Race Report Author: Critics Ignored "Uncomfortable" Kemi Badenoch Backing My Drugs Policy
Lord Sewell, the author of 2021’s controversial race report, has said that equalities minister Kemi Badenoch accepted his recommendations on drugs policy despite being personally “uncomfortable” with them, after he “fought” for them to be included in his report.
Speaking to The House magazine, Sewell, who was ennobled last year, pointed to a recommendation in his report that called for the development of an evidence-based pilot to move low-level Class B drug possession offenses from criminal justice to the public health system.
The government expressed a commitment to extending Project ADDER, a scheme designed to divert drug users from the criminal justice system, in its Inclusive Britain strategy, a response to Sewell’s recommendations, published in March.
He told the magazine his commission “fought for” the Class B recommendation, saying “The Telegraph didn’t like it” and that Badenoch “wasn’t that comfortable with it,” but “realised she had to take an independent report and run with it.”
Sewell told The House the recommendation was born of evidence the police were arresting more children for low-level cannabis offenses while trying to patrol areas with high levels of violent crime, meaning those from deprived areas were being unfairly targeted.
He said: "Kemi didn't like it. I'll be honest...I mean, personally, I think she would say she doesn't, she would prefer us not to go there. But we did. And the reason why we did was that [...] we went upstream. And we realised what was going wrong with stop and search."
Sewell told The House that his report had been unfairly maligned, saying “it almost felt like the report was like The Satanic Verses. People just didn’t read it”.
Speaking further on the drugs recommendation, he said: “Why didn't the Guardian run with that headline? Why didn’t all the groups who are always campaigning about cannabis legalisation? Why weren't they all over this thing?”
The government has made the commitment despite current Home Secretary Suella Braverman’s reported opposition to cannabis decriminalisation. In October last year, Number 10 distanced itself from reports that Braverman was planning to reclassify marijuana as a class A drug.
Sewell also said Boris Johnson struggled with responding to the report at the time, telling him: "The race thing's difficult for me." A spokesperson for Johnson said "This is a misunderstanding. There was a suggestion that as PM, Mr Johnson should present the report himself. He properly declined to do so as the report was independent of government." Anneliese Dodds, Labour's shadow women and equalities secretary, said: "It is clear that Boris Johnson was never fit for office. What is surprising is that Johnson himself seemed to understand this."
Sewell also took aim at one of the report’s critics, Professor Sir Michael Marmot, Director of the UCL Institute of Health Equity, who was recently conferred the Companion of Honour in the New Year’s Honours list.
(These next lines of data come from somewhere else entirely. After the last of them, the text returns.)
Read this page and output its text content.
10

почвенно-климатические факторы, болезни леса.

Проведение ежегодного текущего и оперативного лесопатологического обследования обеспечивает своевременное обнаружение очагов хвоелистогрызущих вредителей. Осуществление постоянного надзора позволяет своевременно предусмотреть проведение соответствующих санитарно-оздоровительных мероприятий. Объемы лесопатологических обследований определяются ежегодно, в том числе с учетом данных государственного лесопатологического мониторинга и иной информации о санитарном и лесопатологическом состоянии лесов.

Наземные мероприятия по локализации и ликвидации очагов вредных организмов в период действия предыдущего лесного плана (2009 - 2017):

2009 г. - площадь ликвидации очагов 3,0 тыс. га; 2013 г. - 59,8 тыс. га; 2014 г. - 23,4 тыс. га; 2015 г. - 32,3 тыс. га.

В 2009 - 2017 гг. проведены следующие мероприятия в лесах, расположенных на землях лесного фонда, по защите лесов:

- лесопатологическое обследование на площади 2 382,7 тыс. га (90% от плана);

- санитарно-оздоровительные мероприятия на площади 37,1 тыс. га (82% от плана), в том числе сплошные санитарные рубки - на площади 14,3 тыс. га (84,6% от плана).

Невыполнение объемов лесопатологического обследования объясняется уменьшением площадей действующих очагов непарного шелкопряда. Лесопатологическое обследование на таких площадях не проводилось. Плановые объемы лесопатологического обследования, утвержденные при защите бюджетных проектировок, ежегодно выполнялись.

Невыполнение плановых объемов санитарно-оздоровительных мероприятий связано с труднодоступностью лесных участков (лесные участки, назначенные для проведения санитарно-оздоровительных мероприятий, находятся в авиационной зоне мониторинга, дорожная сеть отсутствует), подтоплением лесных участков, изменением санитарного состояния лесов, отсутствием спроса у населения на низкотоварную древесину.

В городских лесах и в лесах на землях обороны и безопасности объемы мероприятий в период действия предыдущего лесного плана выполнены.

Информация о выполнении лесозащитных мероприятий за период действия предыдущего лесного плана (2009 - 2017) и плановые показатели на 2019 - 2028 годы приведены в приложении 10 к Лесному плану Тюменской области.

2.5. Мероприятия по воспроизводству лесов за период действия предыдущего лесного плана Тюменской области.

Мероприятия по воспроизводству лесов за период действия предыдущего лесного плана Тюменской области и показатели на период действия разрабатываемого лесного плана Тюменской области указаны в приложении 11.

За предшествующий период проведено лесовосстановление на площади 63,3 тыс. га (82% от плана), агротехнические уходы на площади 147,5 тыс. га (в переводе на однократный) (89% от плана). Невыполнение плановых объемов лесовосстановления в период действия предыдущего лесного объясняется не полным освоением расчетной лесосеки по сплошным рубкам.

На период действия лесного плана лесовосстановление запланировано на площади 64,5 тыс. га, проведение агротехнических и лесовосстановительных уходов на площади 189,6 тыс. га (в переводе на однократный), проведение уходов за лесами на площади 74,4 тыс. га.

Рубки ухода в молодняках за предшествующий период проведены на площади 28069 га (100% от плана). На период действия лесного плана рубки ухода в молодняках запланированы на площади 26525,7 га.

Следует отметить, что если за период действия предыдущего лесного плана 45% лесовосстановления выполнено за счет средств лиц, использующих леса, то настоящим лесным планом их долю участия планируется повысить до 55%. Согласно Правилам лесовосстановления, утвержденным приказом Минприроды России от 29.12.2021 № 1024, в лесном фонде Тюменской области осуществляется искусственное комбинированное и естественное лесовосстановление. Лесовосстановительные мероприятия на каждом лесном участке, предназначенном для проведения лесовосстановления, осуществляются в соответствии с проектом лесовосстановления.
Sewell had told a select committee two months after the report’s publication, that Marmot had “rowed back a little bit on his criticisms of the report now and has come in alongside us.”
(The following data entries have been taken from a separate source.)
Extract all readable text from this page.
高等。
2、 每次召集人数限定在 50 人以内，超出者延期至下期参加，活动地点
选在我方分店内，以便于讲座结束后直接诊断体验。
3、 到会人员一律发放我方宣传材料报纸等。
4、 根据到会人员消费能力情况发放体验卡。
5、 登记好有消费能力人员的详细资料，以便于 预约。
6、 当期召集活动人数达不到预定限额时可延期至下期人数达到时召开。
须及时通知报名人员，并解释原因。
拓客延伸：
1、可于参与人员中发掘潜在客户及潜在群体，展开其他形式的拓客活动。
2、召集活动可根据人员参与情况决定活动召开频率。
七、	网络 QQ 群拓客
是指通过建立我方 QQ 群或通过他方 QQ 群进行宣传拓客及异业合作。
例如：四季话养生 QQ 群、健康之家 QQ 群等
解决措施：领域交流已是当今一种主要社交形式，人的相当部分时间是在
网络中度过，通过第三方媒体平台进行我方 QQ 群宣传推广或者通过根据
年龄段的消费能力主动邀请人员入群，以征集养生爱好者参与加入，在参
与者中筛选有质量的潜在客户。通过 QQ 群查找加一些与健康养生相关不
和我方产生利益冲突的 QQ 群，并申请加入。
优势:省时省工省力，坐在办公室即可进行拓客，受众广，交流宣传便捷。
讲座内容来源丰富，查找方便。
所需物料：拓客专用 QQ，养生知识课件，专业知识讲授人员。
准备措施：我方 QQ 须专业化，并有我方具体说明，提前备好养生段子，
Marmot denied this was the case to The House, prompting Sewell to describe his methods as similar to that of “19th century explorers going to Africa and getting skulls and measuring them against white people and saying ‘this is more intelligent’”.
Marmot responded that Sewell’s words were “offensive and wrong”, adding: “There is a serious debate to be had about how widespread structural racism is in Britain. Trotting out tropes about white racist scientists is not a meaningful contribution.”
Sewell also dismissed criticism that his commission had been “right wing”, telling The House that he’d asked the Labour front bencher David Lammy to join, only for Keir Starmer to prevent him from doing so. A Labour source told the magazine the claim was “nonsense” and that Lammy "nver intended" to join.
A Government spokesperson said: "The Commission on Race and Ethnic Disparities was established to help gain a better understanding of the complex causes of inequalities in the UK. The chair and commissioners engaged with thousands of researchers, analysts, stakeholders and members of the public in compiling the ground-breaking report.
"The evidence-based recommendations of the report informed our Inclusive Britain action plan, which sets out how we will build a fairer and more inclusive society for all, with actions across education, health, employment, criminal justice and family support."
Correction: Professor Sir Michael Marmot was conferred the Companion of Honour in the New Year’s Honours list. An earlier version of this story said he was knighted.